Every chance I get, I say, “I’m from Kenosha Wisconsin.” I am fucking proud of it. I love where I grew up. I loved how simple it felt, how people said hello and how the summers were spent on the lake and how I walked barefoot to feel the grass between my toes. I know what greatness feels like. Sorta. Because I was “allowed” to. Back then I was naïve, a little. I knew that our family wasn’t treated like other families who lived in other parts of Kenosha. We were given a pass that comes with a whole lotta things that mainly stemmed from education and access. I got a pass all the time because, “Peppur, I know you. You’re different.” When I was in junior high school, I was playing at a white friend’s house and her mom said, “I don’t like Blacks, but Peppur, you’re okay. You’re different.”

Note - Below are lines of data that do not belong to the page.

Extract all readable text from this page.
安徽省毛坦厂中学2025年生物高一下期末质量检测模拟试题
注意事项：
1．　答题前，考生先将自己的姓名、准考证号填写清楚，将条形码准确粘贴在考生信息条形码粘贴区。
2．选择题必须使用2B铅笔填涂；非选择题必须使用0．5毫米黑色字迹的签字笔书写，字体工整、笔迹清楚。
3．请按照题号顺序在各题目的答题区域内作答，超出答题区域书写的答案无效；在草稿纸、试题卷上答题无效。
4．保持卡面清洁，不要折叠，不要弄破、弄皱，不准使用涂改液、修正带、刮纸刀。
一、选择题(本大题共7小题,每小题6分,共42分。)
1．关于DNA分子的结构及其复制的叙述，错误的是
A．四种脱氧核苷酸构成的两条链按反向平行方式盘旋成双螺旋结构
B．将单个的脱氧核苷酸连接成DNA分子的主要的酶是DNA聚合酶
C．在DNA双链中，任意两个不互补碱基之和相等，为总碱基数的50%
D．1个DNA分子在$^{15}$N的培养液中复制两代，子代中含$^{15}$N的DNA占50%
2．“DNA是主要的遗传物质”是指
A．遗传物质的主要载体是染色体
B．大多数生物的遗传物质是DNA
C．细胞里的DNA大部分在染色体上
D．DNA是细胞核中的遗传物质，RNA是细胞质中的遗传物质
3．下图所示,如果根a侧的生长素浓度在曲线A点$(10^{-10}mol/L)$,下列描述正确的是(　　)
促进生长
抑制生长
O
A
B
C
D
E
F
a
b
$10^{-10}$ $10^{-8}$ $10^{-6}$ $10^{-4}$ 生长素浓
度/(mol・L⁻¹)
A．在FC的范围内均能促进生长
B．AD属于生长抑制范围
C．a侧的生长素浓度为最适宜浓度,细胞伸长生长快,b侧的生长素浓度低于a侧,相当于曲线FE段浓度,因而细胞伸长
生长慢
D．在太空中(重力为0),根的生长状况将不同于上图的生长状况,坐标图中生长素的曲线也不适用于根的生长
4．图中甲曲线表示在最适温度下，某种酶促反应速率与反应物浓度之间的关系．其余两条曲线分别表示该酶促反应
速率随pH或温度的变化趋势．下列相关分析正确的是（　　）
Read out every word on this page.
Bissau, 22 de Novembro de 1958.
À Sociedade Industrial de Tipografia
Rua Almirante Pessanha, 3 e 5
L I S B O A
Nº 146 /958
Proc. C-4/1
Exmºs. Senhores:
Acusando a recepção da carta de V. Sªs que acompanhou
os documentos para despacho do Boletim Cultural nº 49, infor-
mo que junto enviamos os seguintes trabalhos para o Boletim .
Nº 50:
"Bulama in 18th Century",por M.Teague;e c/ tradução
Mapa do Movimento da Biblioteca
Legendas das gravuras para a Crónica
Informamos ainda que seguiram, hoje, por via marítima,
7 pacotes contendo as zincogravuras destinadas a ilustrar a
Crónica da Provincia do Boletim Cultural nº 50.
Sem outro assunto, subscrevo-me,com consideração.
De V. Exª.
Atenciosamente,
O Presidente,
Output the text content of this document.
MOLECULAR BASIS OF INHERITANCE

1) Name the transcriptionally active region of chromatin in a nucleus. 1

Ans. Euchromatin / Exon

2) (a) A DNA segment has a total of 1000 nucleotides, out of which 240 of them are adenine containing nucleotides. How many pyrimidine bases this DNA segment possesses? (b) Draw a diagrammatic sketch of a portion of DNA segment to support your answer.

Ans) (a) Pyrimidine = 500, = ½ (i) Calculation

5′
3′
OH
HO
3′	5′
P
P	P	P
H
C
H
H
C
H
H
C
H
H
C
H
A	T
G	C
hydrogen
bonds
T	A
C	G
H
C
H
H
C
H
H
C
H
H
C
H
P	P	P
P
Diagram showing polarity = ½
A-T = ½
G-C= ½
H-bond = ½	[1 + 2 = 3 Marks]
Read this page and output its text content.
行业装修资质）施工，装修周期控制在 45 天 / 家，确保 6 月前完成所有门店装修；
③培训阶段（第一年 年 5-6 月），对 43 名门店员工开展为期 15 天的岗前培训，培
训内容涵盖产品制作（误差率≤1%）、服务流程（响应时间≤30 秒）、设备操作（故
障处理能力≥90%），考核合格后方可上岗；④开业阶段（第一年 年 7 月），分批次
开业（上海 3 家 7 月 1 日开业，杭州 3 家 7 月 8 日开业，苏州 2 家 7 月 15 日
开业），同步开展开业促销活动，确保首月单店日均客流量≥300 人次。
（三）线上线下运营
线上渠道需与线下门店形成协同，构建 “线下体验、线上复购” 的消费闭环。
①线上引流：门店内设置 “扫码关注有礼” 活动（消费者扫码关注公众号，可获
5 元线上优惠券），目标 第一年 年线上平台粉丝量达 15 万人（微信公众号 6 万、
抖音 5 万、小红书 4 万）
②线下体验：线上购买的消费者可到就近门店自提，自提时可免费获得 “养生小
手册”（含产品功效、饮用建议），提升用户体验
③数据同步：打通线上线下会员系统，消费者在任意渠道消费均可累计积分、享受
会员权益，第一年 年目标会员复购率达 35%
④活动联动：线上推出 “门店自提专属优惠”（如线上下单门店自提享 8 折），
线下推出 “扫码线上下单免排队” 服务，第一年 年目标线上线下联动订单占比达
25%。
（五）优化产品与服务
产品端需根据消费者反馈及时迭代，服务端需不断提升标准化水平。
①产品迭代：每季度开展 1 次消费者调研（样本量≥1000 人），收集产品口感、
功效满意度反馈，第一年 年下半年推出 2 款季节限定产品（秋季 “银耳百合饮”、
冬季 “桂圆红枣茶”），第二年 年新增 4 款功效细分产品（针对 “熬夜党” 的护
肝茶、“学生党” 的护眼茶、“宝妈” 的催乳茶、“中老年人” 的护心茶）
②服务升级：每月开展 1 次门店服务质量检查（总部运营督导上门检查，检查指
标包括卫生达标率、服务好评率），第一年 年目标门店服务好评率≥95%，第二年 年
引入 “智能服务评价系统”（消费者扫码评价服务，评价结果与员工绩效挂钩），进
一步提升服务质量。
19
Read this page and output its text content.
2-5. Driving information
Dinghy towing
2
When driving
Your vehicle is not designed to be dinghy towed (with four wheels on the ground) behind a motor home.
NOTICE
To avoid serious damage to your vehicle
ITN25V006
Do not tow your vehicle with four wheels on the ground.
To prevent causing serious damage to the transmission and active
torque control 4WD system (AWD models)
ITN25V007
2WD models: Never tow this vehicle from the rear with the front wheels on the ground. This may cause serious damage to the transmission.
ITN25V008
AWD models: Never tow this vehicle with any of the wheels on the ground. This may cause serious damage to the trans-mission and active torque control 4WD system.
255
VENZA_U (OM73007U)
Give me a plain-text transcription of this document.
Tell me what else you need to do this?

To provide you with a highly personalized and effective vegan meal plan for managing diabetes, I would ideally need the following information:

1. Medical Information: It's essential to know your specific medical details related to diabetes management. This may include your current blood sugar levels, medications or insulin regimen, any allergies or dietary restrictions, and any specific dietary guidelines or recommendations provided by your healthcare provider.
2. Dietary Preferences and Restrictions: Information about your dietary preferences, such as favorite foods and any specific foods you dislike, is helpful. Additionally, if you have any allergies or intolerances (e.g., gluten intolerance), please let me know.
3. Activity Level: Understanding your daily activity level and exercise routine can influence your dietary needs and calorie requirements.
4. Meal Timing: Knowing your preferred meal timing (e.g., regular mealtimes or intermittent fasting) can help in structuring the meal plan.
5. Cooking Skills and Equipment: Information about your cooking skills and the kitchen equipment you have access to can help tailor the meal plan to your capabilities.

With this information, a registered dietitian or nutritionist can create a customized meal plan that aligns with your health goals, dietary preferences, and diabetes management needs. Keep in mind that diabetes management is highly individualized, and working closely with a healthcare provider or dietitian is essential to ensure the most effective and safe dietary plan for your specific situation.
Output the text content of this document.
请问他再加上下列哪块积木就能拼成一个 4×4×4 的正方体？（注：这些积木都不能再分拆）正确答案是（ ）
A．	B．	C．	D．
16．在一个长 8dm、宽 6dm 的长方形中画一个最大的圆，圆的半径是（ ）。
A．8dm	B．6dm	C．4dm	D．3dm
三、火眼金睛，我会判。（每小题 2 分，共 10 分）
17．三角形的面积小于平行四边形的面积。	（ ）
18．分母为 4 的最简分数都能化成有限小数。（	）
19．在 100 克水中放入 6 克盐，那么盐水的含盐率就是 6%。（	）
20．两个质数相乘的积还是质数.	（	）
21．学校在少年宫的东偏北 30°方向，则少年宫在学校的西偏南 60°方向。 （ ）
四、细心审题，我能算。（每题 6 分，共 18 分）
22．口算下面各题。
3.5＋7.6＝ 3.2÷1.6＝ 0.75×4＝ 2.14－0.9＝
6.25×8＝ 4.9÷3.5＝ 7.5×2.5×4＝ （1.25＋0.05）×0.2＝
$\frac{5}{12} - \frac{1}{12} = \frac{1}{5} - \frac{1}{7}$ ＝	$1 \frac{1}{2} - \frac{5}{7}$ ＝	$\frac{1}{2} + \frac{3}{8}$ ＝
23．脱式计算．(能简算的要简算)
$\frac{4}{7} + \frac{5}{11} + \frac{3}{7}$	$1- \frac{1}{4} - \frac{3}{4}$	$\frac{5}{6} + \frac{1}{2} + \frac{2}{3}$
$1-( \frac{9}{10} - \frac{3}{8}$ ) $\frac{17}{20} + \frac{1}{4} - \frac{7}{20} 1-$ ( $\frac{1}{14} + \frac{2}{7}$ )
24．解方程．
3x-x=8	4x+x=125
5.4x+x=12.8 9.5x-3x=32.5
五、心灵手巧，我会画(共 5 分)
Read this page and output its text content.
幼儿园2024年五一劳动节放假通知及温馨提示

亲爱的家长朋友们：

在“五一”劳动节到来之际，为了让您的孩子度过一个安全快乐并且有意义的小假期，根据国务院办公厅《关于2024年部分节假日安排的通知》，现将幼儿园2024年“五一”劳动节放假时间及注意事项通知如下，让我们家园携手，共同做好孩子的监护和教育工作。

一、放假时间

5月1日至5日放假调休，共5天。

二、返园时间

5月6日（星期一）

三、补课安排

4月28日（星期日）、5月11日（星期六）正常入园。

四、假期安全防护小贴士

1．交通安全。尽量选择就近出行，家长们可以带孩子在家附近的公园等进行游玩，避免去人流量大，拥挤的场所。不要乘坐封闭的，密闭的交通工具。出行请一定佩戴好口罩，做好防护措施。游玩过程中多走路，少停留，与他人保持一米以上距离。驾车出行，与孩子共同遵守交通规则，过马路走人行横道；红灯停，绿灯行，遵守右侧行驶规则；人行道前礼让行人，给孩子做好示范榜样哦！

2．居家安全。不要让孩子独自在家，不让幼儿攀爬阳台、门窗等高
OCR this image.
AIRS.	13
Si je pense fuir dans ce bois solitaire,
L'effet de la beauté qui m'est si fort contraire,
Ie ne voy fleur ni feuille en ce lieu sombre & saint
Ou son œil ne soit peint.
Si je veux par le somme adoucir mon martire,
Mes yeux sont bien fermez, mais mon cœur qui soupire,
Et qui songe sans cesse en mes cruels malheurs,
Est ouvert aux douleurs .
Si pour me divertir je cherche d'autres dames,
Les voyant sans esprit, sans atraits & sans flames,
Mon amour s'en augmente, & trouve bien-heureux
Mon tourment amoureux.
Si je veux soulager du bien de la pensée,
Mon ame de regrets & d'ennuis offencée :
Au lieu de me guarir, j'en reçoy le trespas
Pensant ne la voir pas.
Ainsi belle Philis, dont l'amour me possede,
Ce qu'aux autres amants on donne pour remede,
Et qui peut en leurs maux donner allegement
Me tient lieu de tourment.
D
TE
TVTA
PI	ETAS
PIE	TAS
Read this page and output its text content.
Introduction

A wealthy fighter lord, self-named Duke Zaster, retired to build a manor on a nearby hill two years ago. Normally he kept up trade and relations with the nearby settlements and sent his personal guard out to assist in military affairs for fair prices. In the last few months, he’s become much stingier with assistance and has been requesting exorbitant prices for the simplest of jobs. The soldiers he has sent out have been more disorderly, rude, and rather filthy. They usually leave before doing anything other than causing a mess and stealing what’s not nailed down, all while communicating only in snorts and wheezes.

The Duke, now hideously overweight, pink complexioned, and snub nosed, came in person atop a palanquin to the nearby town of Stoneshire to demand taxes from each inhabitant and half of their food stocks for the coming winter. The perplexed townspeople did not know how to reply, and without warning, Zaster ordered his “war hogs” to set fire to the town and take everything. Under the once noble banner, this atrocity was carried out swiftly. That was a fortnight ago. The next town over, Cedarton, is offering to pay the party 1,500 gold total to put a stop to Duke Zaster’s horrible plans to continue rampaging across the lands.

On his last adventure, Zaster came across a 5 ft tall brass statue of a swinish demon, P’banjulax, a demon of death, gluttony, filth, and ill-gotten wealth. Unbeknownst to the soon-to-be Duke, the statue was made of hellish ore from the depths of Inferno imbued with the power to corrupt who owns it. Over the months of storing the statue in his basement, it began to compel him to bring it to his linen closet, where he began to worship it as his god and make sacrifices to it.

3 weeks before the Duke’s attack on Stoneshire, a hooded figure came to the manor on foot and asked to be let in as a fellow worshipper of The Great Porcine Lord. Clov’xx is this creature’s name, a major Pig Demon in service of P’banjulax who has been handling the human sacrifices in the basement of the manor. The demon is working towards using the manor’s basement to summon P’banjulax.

What if I had been stripped of those things that allowed me to be “different”? Asking for a friend.
Privilege doesn’t mean we get to sit by while others are hurting. Privilege doesn’t mean we get to point a finger at someone else and say they deserve what they have comin’ to ‘em because we simply don’t take the time to understand where they are coming from.
My mom, dad and stepmom went to college. Privilege. I grew up in a single-family home on a nice street in a good neighborhood. Privilege. I had my own room in which to do whatever I wanted. Privilege. I ate breakfast every day. Privilege. I went to a private university. Privilege. (Was I accepted in 1988 due to affirmative action? I don’t know. If I was, privilege.) I speak French. Privilege. I have traveled to Europe multiple times and lived in Europe. Privilege. I have no children. Sadness AND privilege. Do you see? Do you see what I am doing? I am acknowledging my privilege. It is uncomfortable. It makes me feel less than, like all I have and had I suddenly don’t deserve because I was somehow given it, when I know damn well I worked hard for I got.
I could not get a job after college. I hadn’t thought about it until now, but was it because of my name? Did someone look at my resume and say, “Ehhh, too Black. No thank you.” If my dad’s friend hadn’t hired me, I’d ‘a been screwed. PRIVILEGE.
A lot of us need to do this exercise. And not for the result to then turn to your (one) brown friend with pity and remorse and say, “Ohhh, you poor person, you have been wronged.” NO, you don’t put your guilt onto that person, you own that shit and understand why you have what you have and why your brown friend doesn’t. That’s it.
And if you’re in non-brown skin but understand what it is like to be held down by your last name, or your teeth, or your weight, or ‘cause you say “ain’t” insteada “aren’t”, or because you didn’t get to go to college and nobody will hire you, or [fill in the blank], …then you know what it means to be left out. You know what it means to be shamed, to be made to feel less than, and to not have access to what you damn well know you deserve. You know what it means to not have. By the way, you are not any better than the other not-haver. Somebody’s always got more, and it does no good to keep putting the brown person below you so that you can feel better about how low you already are. We are all low. We have sunken to the level of the scraps the pigs don’t want. Notice I say we. We’re in this together. Now, more than ever.